In the Jewish tradition, Aggadic Midrashim is a method of interpreting and expanding upon the moral and spiritual issues that arise in the Torah. Read like stories, Midrash allows for an artistic interpretation of sacred texts, creates hermeneutical filler for missing pieces or confusing accounts and histories, and gives meaning to the events of today.
When diasporic, colonized people speak of their experience, it is often (re)interpreted by the dominate culture/s abstractly, then linguistically and culturally reworked and revisioned. The experiences then, if they bear any resemblance to an original truth, are often spoken about by the dominating culture from a locus in the intellect. The feelings, the embodied experiences of an oppressed people frequently become shaded and lost midst the valleys of horror, shame, voicelessness, and anger. Lost too are the native ways of expression, the memories, the ways of relating to the divine, the community ethic, the meaning and understanding of life as circular and relational.

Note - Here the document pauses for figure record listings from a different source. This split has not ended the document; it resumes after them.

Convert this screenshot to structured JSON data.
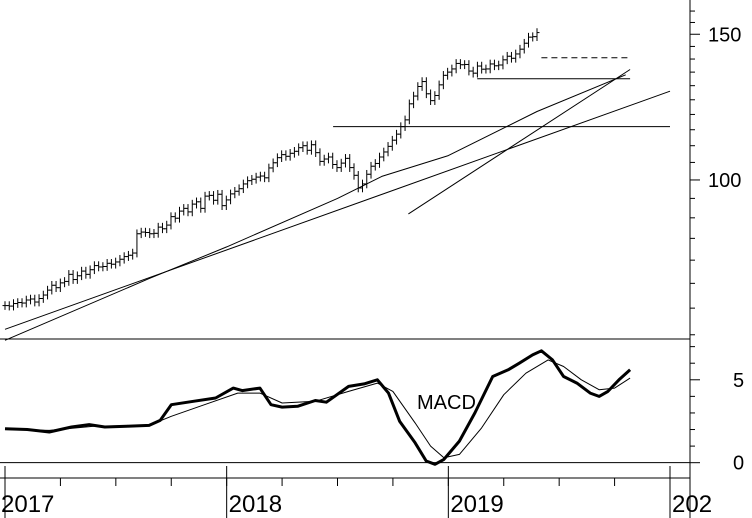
{
  "chart_data": [
    {
      "type": "ohlc",
      "title": "",
      "x_range": [
        2017.0,
        2020.0
      ],
      "y_scale": "log",
      "ylim": [
        63,
        165
      ],
      "y_ticks": [
        {
          "value": 100,
          "label": "100"
        },
        {
          "value": 150,
          "label": "150"
        }
      ],
      "series": [
        {
          "role": "price_bars",
          "x_start": 2017.0,
          "x_step": 0.0192,
          "closes": [
            70.5,
            70.4,
            70.9,
            71.1,
            71.0,
            71.6,
            71.8,
            71.2,
            71.9,
            72.6,
            73.6,
            74.6,
            74.1,
            75.1,
            75.4,
            76.9,
            75.8,
            76.6,
            77.6,
            76.9,
            77.9,
            78.8,
            78.5,
            78.6,
            79.3,
            79.1,
            79.6,
            80.2,
            80.8,
            81.1,
            81.6,
            86.1,
            86.5,
            86.4,
            86.1,
            86.2,
            87.7,
            87.3,
            88.2,
            90.3,
            89.9,
            91.7,
            92.4,
            91.5,
            93.5,
            94.1,
            92.4,
            95.6,
            95.8,
            94.5,
            96.1,
            93.1,
            94.6,
            96.2,
            96.9,
            97.6,
            98.9,
            99.8,
            100.2,
            100.8,
            101.1,
            100.6,
            103.4,
            104.9,
            106.4,
            107.3,
            106.8,
            107.7,
            108.3,
            109.4,
            110.0,
            108.6,
            110.3,
            107.9,
            105.3,
            106.0,
            106.6,
            104.4,
            103.5,
            104.8,
            106.2,
            103.5,
            101.3,
            97.8,
            98.9,
            101.6,
            103.9,
            104.7,
            106.6,
            108.1,
            109.8,
            111.7,
            113.6,
            116.0,
            118.2,
            123.6,
            126.3,
            129.7,
            131.5,
            127.1,
            124.7,
            126.5,
            130.3,
            133.8,
            135.0,
            136.2,
            138.3,
            137.8,
            137.9,
            135.4,
            134.6,
            137.3,
            136.1,
            136.2,
            138.1,
            137.4,
            137.7,
            139.7,
            141.1,
            140.3,
            142.0,
            143.9,
            146.3,
            148.8,
            149.0,
            150.7
          ]
        },
        {
          "role": "long_moving_average",
          "values": [
            {
              "x": 2017.0,
              "y": 64.0
            },
            {
              "x": 2017.65,
              "y": 76.0
            },
            {
              "x": 2018.0,
              "y": 83.0
            },
            {
              "x": 2018.5,
              "y": 95.0
            },
            {
              "x": 2018.7,
              "y": 101.0
            },
            {
              "x": 2019.0,
              "y": 107.0
            },
            {
              "x": 2019.4,
              "y": 121.0
            },
            {
              "x": 2019.8,
              "y": 134.0
            }
          ]
        },
        {
          "role": "trendline_long",
          "values": [
            {
              "x": 2017.0,
              "y": 66.0
            },
            {
              "x": 2020.0,
              "y": 128.0
            }
          ]
        },
        {
          "role": "trendline_steep",
          "values": [
            {
              "x": 2018.82,
              "y": 91.0
            },
            {
              "x": 2019.82,
              "y": 136.0
            }
          ]
        },
        {
          "role": "horizontal_resistance",
          "values": [
            {
              "x": 2018.48,
              "y": 116.0
            },
            {
              "x": 2020.0,
              "y": 116.0
            }
          ]
        },
        {
          "role": "horizontal_upper",
          "values": [
            {
              "x": 2019.13,
              "y": 132.5
            },
            {
              "x": 2019.82,
              "y": 132.5
            }
          ]
        },
        {
          "role": "horizontal_dashed",
          "values": [
            {
              "x": 2019.42,
              "y": 140.5
            },
            {
              "x": 2019.82,
              "y": 140.5
            }
          ]
        }
      ]
    },
    {
      "type": "line",
      "title": "MACD",
      "x_range": [
        2017.0,
        2020.0
      ],
      "ylim": [
        -0.2,
        7.4
      ],
      "y_ticks": [
        {
          "value": 0,
          "label": "0"
        },
        {
          "value": 5,
          "label": "5"
        }
      ],
      "series": [
        {
          "role": "macd",
          "values": [
            {
              "x": 2017.0,
              "y": 2.05
            },
            {
              "x": 2017.1,
              "y": 2.0
            },
            {
              "x": 2017.2,
              "y": 1.85
            },
            {
              "x": 2017.3,
              "y": 2.15
            },
            {
              "x": 2017.38,
              "y": 2.3
            },
            {
              "x": 2017.45,
              "y": 2.15
            },
            {
              "x": 2017.55,
              "y": 2.2
            },
            {
              "x": 2017.65,
              "y": 2.25
            },
            {
              "x": 2017.7,
              "y": 2.55
            },
            {
              "x": 2017.75,
              "y": 3.5
            },
            {
              "x": 2017.85,
              "y": 3.7
            },
            {
              "x": 2017.95,
              "y": 3.9
            },
            {
              "x": 2018.03,
              "y": 4.5
            },
            {
              "x": 2018.07,
              "y": 4.35
            },
            {
              "x": 2018.15,
              "y": 4.5
            },
            {
              "x": 2018.2,
              "y": 3.5
            },
            {
              "x": 2018.25,
              "y": 3.35
            },
            {
              "x": 2018.32,
              "y": 3.4
            },
            {
              "x": 2018.4,
              "y": 3.75
            },
            {
              "x": 2018.45,
              "y": 3.65
            },
            {
              "x": 2018.55,
              "y": 4.6
            },
            {
              "x": 2018.62,
              "y": 4.75
            },
            {
              "x": 2018.68,
              "y": 5.0
            },
            {
              "x": 2018.73,
              "y": 4.2
            },
            {
              "x": 2018.78,
              "y": 2.5
            },
            {
              "x": 2018.85,
              "y": 1.2
            },
            {
              "x": 2018.9,
              "y": 0.1
            },
            {
              "x": 2018.94,
              "y": -0.1
            },
            {
              "x": 2018.98,
              "y": 0.2
            },
            {
              "x": 2019.05,
              "y": 1.3
            },
            {
              "x": 2019.12,
              "y": 3.0
            },
            {
              "x": 2019.2,
              "y": 5.2
            },
            {
              "x": 2019.27,
              "y": 5.6
            },
            {
              "x": 2019.32,
              "y": 6.0
            },
            {
              "x": 2019.38,
              "y": 6.5
            },
            {
              "x": 2019.42,
              "y": 6.75
            },
            {
              "x": 2019.47,
              "y": 6.2
            },
            {
              "x": 2019.52,
              "y": 5.2
            },
            {
              "x": 2019.58,
              "y": 4.8
            },
            {
              "x": 2019.64,
              "y": 4.2
            },
            {
              "x": 2019.68,
              "y": 4.0
            },
            {
              "x": 2019.72,
              "y": 4.3
            },
            {
              "x": 2019.77,
              "y": 5.0
            },
            {
              "x": 2019.82,
              "y": 5.6
            }
          ]
        },
        {
          "role": "signal",
          "values": [
            {
              "x": 2017.0,
              "y": 2.0
            },
            {
              "x": 2017.2,
              "y": 1.95
            },
            {
              "x": 2017.4,
              "y": 2.2
            },
            {
              "x": 2017.65,
              "y": 2.25
            },
            {
              "x": 2017.75,
              "y": 2.8
            },
            {
              "x": 2017.9,
              "y": 3.5
            },
            {
              "x": 2018.05,
              "y": 4.2
            },
            {
              "x": 2018.15,
              "y": 4.2
            },
            {
              "x": 2018.25,
              "y": 3.6
            },
            {
              "x": 2018.4,
              "y": 3.7
            },
            {
              "x": 2018.55,
              "y": 4.3
            },
            {
              "x": 2018.68,
              "y": 4.8
            },
            {
              "x": 2018.75,
              "y": 4.3
            },
            {
              "x": 2018.85,
              "y": 2.4
            },
            {
              "x": 2018.92,
              "y": 1.0
            },
            {
              "x": 2018.98,
              "y": 0.3
            },
            {
              "x": 2019.05,
              "y": 0.5
            },
            {
              "x": 2019.15,
              "y": 2.1
            },
            {
              "x": 2019.25,
              "y": 4.1
            },
            {
              "x": 2019.35,
              "y": 5.4
            },
            {
              "x": 2019.45,
              "y": 6.2
            },
            {
              "x": 2019.52,
              "y": 5.8
            },
            {
              "x": 2019.6,
              "y": 5.0
            },
            {
              "x": 2019.68,
              "y": 4.4
            },
            {
              "x": 2019.75,
              "y": 4.5
            },
            {
              "x": 2019.82,
              "y": 5.1
            }
          ]
        }
      ]
    }
  ],
  "x_axis": {
    "tick_labels": [
      "2017",
      "2018",
      "2019",
      "202"
    ]
  }
}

These experiences are not unique to a particular people: one hears of similar stories among many colonized people. The situation creates, at least for me, wonder. With respect to colonized, diasporic people, how does one reach the buried treasures, the memories and means of survival, the very consequences of that survival, and the generational effects of oppression? I believe that Alice Walker creates a Midrash of interpretive spiritual and ethical grounding, applies the filler for stolen or otherwise missing pieces of colonized people's histories, and gives voice and meaning to the struggles of people today.